Tae asintió con la cabeza y bajó. Se veía sexy vestido de blanco, polo cubriendo su cuello, abrigo blanco, la nieve estaba cayendo... ¿quien en su sano juicio engañaría a alguien como Taehyung? Si... su ex...
Esa era la fiesta más formal a la cual Taehyung había concurrido: trajes, vestidos de gala, meseros con copas rellenas de bebidas finísimas.
El cantante sabía que quien había pagado por su voz era un diplomatico muy importante en el ambiente, que se había vuelto "fan" de su voz... Solo que no lo conocía cara a cara... Había escuchado que en algunos momentos duros de Corea del Sur, este hombre había llegado a realizar conciliaciones muy importantes...
Y, mientras el cantante pensaba en algunas cosas que había leído de aquel hombre, era ignorante a las miradas cargadas que estaban sobre él... ¿quién sería el bendecido de llevarse a ese bombón a su cama esa noche?
-Tae... Llegó quien pagó, vamos a saludarlo- habló ShiHyuk.
En el camino hasta poder llegar con el hombre, Taehyung se vio frenado varias veces por hombres y mujeres que buscaban la manera para tocarle el brazo, el pecho, el codo, el hombro... Lo que fuese... eran políticos pero parecían cerdos para ser honestos.
Hasta que escuchó a ShiHyuk decir "¡Señor Jeon!" y entonces lo vió...
¡Ay mierda!
Taehyung dio una respiración pesada... unos ojos oscuros se posaron en él, mirada pesada, alto como él, tez un poco más clara que la suya, pelo algo largo de color negro perfectamente peinado, de traje negro, camisa con solo un botón desprendido (que daba al cuello), manos que se notaban algunas venas marcadas, perfume que le llenó todos los poros...
-Un gusto- habló- Soy Jeon Jungkook, diplomático; filántropo, abogado, ateo y...- su mirada pesada lo recorrió de una manera que pareció lentisimo para el cantante- Amante de sus canciones.
Taehyung estiró su mano para estrechar la suya... Uf... Estaba tibia, esa tibieza que le envío un pinchazo de calor a su pelvis.
-Señor Jeon, un gusto. Kim Taehyung... Soy...- a su cabeza le estaba costando arrancar- Licenciado en Artes Escénicas, Profesor de Arte y Cantautor...
-¿Licenciado?- aquella sonrisa suave solo empeoró el pinchazo que sentía Tae por dentro.
Y fue entonces que ShiHyuk y quienes habían ido con Jungkook rompieron la escena.
Taehyung sentía su mano picar, Jungkook no le despegaba la vista, la sentía pesada, deseosa... pecadora... Primera vez que se sentía sin aire...
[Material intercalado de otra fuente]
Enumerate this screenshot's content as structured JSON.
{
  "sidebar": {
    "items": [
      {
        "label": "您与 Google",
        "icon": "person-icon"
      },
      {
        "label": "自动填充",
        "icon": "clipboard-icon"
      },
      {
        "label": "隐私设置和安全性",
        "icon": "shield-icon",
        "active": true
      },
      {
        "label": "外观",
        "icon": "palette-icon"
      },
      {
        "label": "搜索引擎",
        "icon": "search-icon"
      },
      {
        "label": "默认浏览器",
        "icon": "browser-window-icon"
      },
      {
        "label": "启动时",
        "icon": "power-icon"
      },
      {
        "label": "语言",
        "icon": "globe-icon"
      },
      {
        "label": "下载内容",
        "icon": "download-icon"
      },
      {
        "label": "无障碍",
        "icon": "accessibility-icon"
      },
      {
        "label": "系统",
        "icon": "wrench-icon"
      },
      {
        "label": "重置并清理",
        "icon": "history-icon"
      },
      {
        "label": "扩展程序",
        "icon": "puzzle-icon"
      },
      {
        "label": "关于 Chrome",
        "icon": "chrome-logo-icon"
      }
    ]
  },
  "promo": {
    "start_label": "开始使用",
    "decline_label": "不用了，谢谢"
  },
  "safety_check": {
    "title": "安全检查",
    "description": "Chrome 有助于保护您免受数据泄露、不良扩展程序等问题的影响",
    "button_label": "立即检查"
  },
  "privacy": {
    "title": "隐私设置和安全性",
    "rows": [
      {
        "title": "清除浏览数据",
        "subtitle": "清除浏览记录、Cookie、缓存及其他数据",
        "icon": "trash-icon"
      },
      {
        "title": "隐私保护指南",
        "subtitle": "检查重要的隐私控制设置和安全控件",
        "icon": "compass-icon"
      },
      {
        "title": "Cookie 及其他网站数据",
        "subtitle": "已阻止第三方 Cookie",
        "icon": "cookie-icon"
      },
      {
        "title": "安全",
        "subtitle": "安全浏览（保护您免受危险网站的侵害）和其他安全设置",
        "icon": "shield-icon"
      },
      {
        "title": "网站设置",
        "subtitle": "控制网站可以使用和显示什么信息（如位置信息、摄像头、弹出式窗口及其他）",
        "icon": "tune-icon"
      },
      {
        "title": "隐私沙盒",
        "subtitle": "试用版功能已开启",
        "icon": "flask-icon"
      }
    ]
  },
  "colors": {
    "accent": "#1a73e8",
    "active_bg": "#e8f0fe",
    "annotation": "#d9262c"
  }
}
Cerca de las dos de la madrugada fue que Taehyung subió a cantar.
Las pistas suaves del saxo, el piano, su voz dulce, vio a parejas bailar suave y pegados... Y a Jungkook sentado casi en un rincón.
Una mujer estaba sentada a su lado pero ni siquiera la miraba, estaba absorto en aquella boca que la tapaba el micrófono.
Jungkook era respetado, era un hombre abiertamente bisexual, gym rat desde que descubrió lo que era el gimnasio, decidido, fugaz y apasionado como amante y, sobre todo, decidido... si quería algo, lo tenía.
Con Taehyung se habían cruzado un par de veces en otros eventos Pero el cantante iba con el que, en su momento fue, su novio y lo respetaba.
Pero se enteró por chimentos al aire que se había separado, que el inútil de su ex lo había engañado y que Taehyung acabó con el corazón roto...
¿Por qué dejarlo así cuando podía darle consuelo?
Así que esperó durante la noche mientras Taehyung cantaba y sonreía... Jungkook estaba seguro que ese choque en su cuerpo que sintió cuando se dieron la mano no fue unilateral...
Y su momento se dió cuando vio a Taehyung, en un momento de la noche, perderse entre la gente.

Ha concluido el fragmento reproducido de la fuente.